Kai ran.
Not the sluggish stumble he'd grown used to in the pit, but a real run—knees high, feet slapping wet stone, lungs burning with effort, not infection. Above him, a shaft of daylight split the ceiling, fractured and golden, wide enough to climb. The pit had cracked open. Somehow, it had given up.
He didn't question it.
His hands found ledges, stones, even the rusted ladder he'd stopped believing in. He climbed like a rat on fire, hunger forgotten, pain irrelevant. Even the blackened tongs-shaped burn across his chest didn't slow him. He could smell the sky—crisp, wind-kissed, alive. Something he hadn't realized he'd forgotten. The stench of blood and mildew faded behind him.
Then came the light.
Real sunlight. Not the torchlight Admin dangled like a sick joke. It soaked into his skin, warm and blinding. He squinted as the world above revealed itself—trees, a broken road, birds overhead. Freedom. He collapsed to his knees, digging his fingers into the dirt, letting it crumble in his fists like treasure. Someone shouted his name.
"Malakai!"
He turned.
Neo was there. The real one' clean and whole. Neo's cloak was off, eyes bright with relief. , black hair bouncing as he sprinted forward.
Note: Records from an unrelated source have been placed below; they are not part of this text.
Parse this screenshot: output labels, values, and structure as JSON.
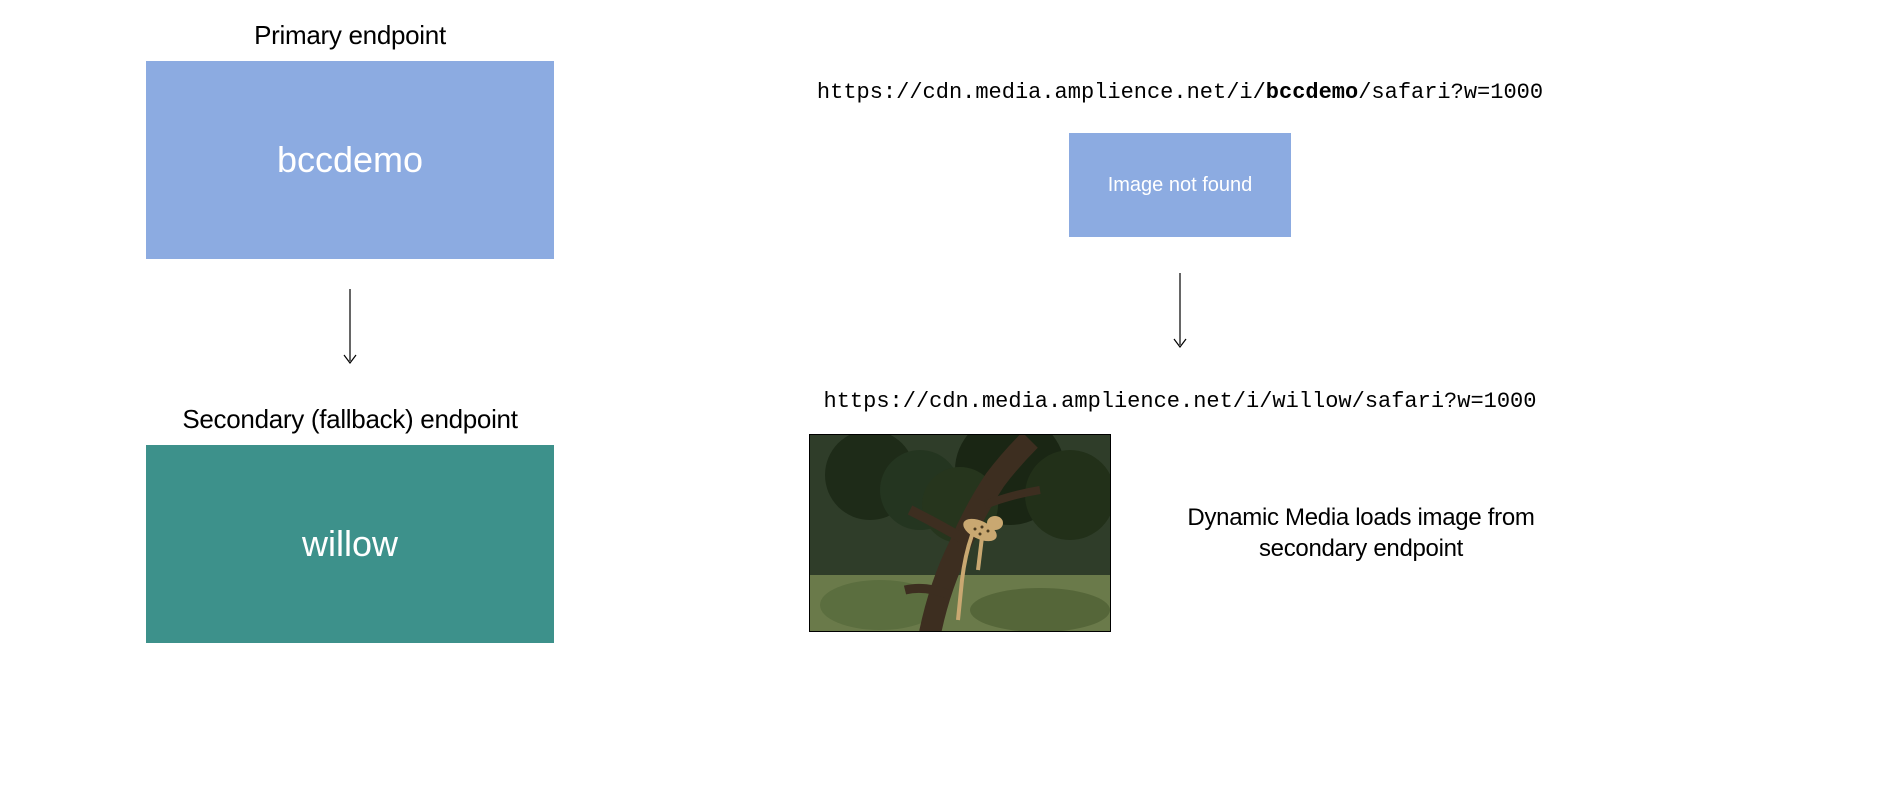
{
  "left": {
    "primary_label": "Primary endpoint",
    "primary_name": "bccdemo",
    "secondary_label": "Secondary (fallback) endpoint",
    "secondary_name": "willow"
  },
  "right": {
    "url1_prefix": "https://cdn.media.amplience.net/i/",
    "url1_bold": "bccdemo",
    "url1_suffix": "/safari?w=1000",
    "notfound_text": "Image not found",
    "url2_prefix": "https://cdn.media.amplience.net/i/",
    "url2_bold": "willow",
    "url2_suffix": "/safari?w=1000",
    "caption": "Dynamic Media loads image from secondary endpoint"
  },
  "colors": {
    "primary_box": "#8cabe1",
    "secondary_box": "#3d918b",
    "notfound_box": "#8cabe1"
  }
}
"You did it," Neo said, voice thick with disbelief and pride. "You really made it."
Kai laughed. Full-bodied. Sobbing. He reached for them—and the ground beneath him opened like a trapdoor.
He screamed as he fell backwards, dirt turning to ash in his hands, trees melting into smoke. The ladder snapped into thorns, coiling around his legs. The light went red. Then black.
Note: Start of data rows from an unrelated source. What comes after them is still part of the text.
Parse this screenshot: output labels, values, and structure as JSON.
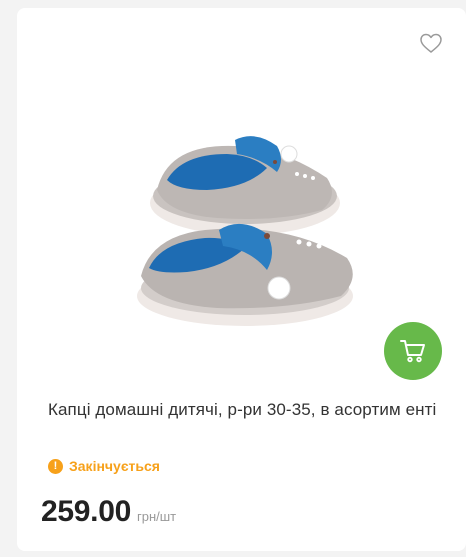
{
  "product": {
    "title": "Капці домашні дитячі, р-ри 30-35, в асортим енті",
    "status": "Закінчується",
    "status_icon": "exclamation-icon",
    "price": "259.00",
    "unit": "грн/шт",
    "favorite_icon": "heart-outline-icon",
    "cart_icon": "cart-icon"
  },
  "colors": {
    "accent_green": "#67b94a",
    "status_orange": "#f7a11a",
    "slipper_gray": "#b9b4b2",
    "slipper_blue": "#1f6fb5"
  }
}
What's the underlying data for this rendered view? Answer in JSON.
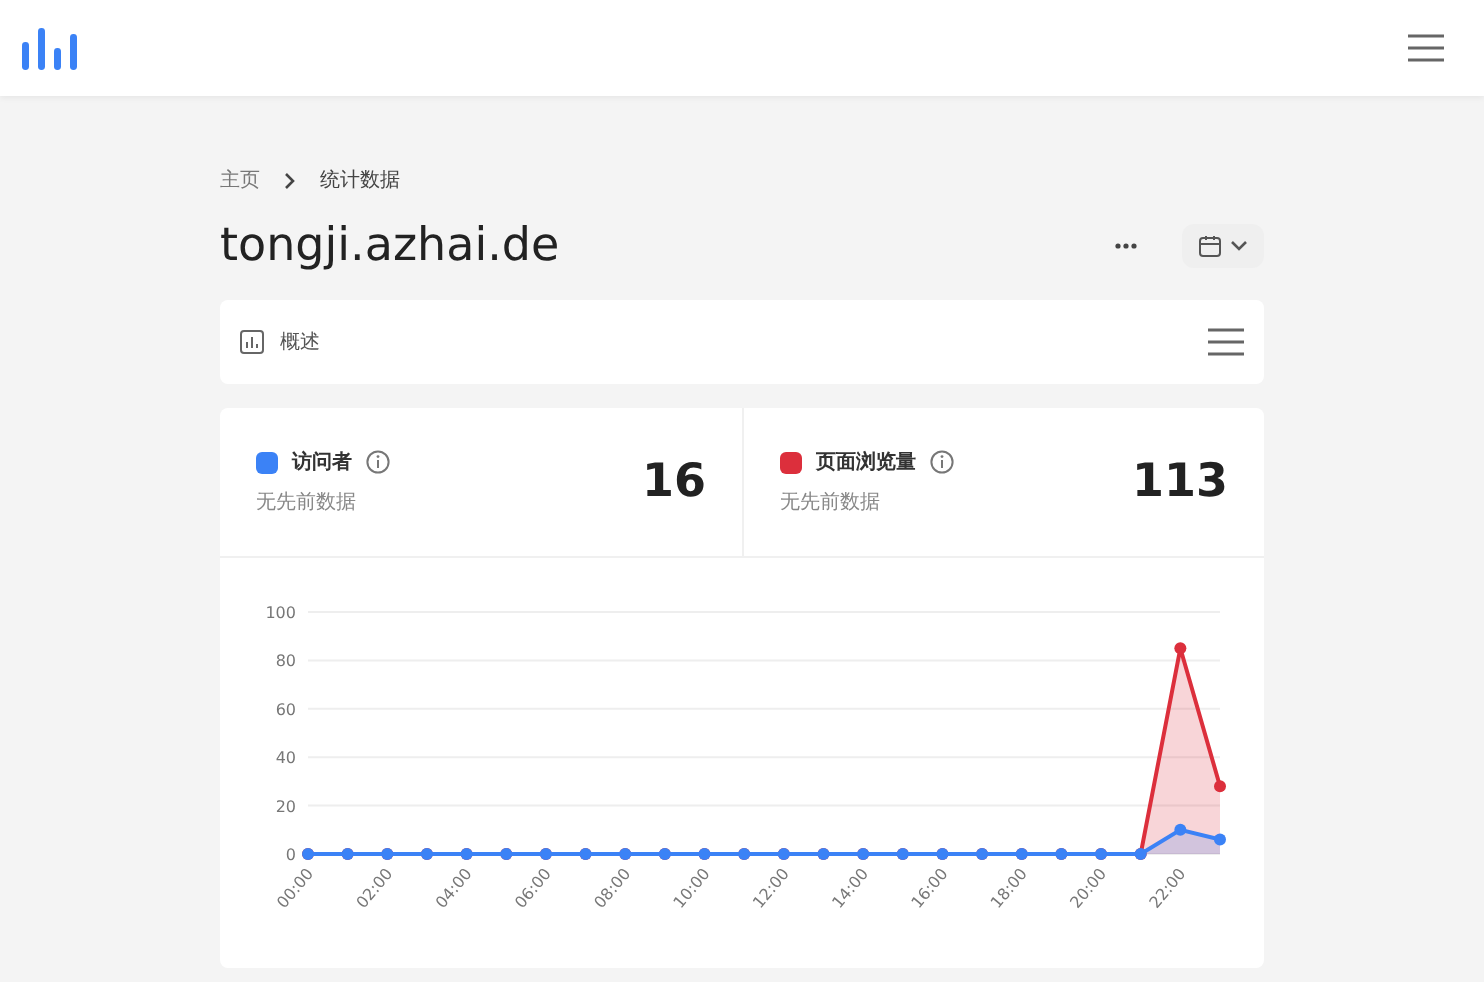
{
  "breadcrumb": [
    {
      "label": "主页"
    },
    {
      "label": "统计数据"
    }
  ],
  "site_title": "tongji.azhai.de",
  "overview_tab": {
    "label": "概述"
  },
  "stats": [
    {
      "label": "访问者",
      "color": "#3b82f6",
      "subtitle": "无先前数据",
      "value": "16"
    },
    {
      "label": "页面浏览量",
      "color": "#dc2f3c",
      "subtitle": "无先前数据",
      "value": "113"
    }
  ],
  "chart": {
    "chart_data": {
      "type": "area",
      "x": [
        0,
        1,
        2,
        3,
        4,
        5,
        6,
        7,
        8,
        9,
        10,
        11,
        12,
        13,
        14,
        15,
        16,
        17,
        18,
        19,
        20,
        21,
        22,
        23
      ],
      "series": [
        {
          "color": "#dc2f3c",
          "values": [
            0,
            0,
            0,
            0,
            0,
            0,
            0,
            0,
            0,
            0,
            0,
            0,
            0,
            0,
            0,
            0,
            0,
            0,
            0,
            0,
            0,
            0,
            85,
            28
          ]
        },
        {
          "color": "#3b82f6",
          "values": [
            0,
            0,
            0,
            0,
            0,
            0,
            0,
            0,
            0,
            0,
            0,
            0,
            0,
            0,
            0,
            0,
            0,
            0,
            0,
            0,
            0,
            0,
            10,
            6
          ]
        }
      ],
      "grid": true,
      "xlim": [
        0,
        23
      ],
      "ylim": [
        0,
        100
      ],
      "yticks": [
        0,
        20,
        40,
        60,
        80,
        100
      ],
      "xticks": [
        {
          "value": 0,
          "label": "00:00"
        },
        {
          "value": 2,
          "label": "02:00"
        },
        {
          "value": 4,
          "label": "04:00"
        },
        {
          "value": 6,
          "label": "06:00"
        },
        {
          "value": 8,
          "label": "08:00"
        },
        {
          "value": 10,
          "label": "10:00"
        },
        {
          "value": 12,
          "label": "12:00"
        },
        {
          "value": 14,
          "label": "14:00"
        },
        {
          "value": 16,
          "label": "16:00"
        },
        {
          "value": 18,
          "label": "18:00"
        },
        {
          "value": 20,
          "label": "20:00"
        },
        {
          "value": 22,
          "label": "22:00"
        }
      ]
    }
  }
}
He landed back in the pit.
Same smell. Same rot. Same corpse beside him, grinning with moss between its teeth.
A drip of water hit his forehead.
Kai didn't scream. He just lay there, eyes wide in the dark, as reality folded in on itself.
--
He didn't move for a long time.
Didn't cry, didn't scream, didn't even breathe too deeply. The silence pressed against him like a second skin. His fingers curled instinctively into the dirt—searching, hoping the texture might still be soft, free, real.
It wasn't. It was pit-dirt. Moldy, coarse, soaked with piss and blood. Same as always.
He had felt it. The dream. He had tasted escape. The wind had kissed his face. Neo had called his name like it meant something. had run toward him like a brother. His stomach still trembled with the echo of joy. That was the worst part. His body didn't know it was a lie yet. His soul did.
He didn't know why he keeps thinking about Neo
Perhaps it was the way he was treated. Friendly. It was foreign, strange.
He rolled over onto his side and stared at the corpse. Its eyes were gone now—eaten or stolen. Maybe by rats. Maybe by him.
"I saw them," Kai whispered. "They were real. I know it."
But even he didn't believe it.
A laugh scraped out of him, brittle and hollow. His chest burned with each pulse of infection, ribs sharp like broken teeth. The wound from the tongs was crusted over, but the fever behind it simmered steady. Not boiling, not breaking. Just there.
Just like the dream.
"I almost made it," he said, softer this time. "I almost got out."
He pushed himself up, one arm at a time. His nails dug into the wall as he sat up, eyes unfocused.
"No more sleeping," he muttered. "No more dreams."
And just like that, Sovereign pinged a system update in his skull.
He ignored it.
-
In the corner, half-buried in soot and stone, Flicker stirred—no longer a speck, but the vague outline of a shovel-pick hybrid, its shape whispering usefulness in Kai's fractured thoughts.
---
The meal had been dropped hours ago.
A moldy sandwich. Bruised fruit the color of a fading bruise. A canteen of water, cracked but not empty. Admin had tossed it down with a bored grunt, not even bothering with the usual insult.
Kai stared at the food for a long time.
He didn't want to eat it. Didn't want to admit what he was becoming.
But hunger was louder than pride. Louder than fear. Louder than the echoes of a dream where apples were crisp and bread was warm.
He bit into the sandwich. The bread crumbled like wet paper. The meat—if it was meat—tasted like death. But it stayed down. Barely.
The fruit followed. Mushy. Sweet and sour in the worst way. But there was a pit in it, and that pit was real. Kai bit around it like it mattered.
Finally, he sipped the water. Not from the puddle this time. Real water. Metallic, yes—but not rusted. He drank it slowly, letting it wet his cracked lips, then his tongue, then his throat.
He didn't cry.
He didn't thank anyone.
He chewed, swallowed, and stared ahead with eyes that weren't really seeing.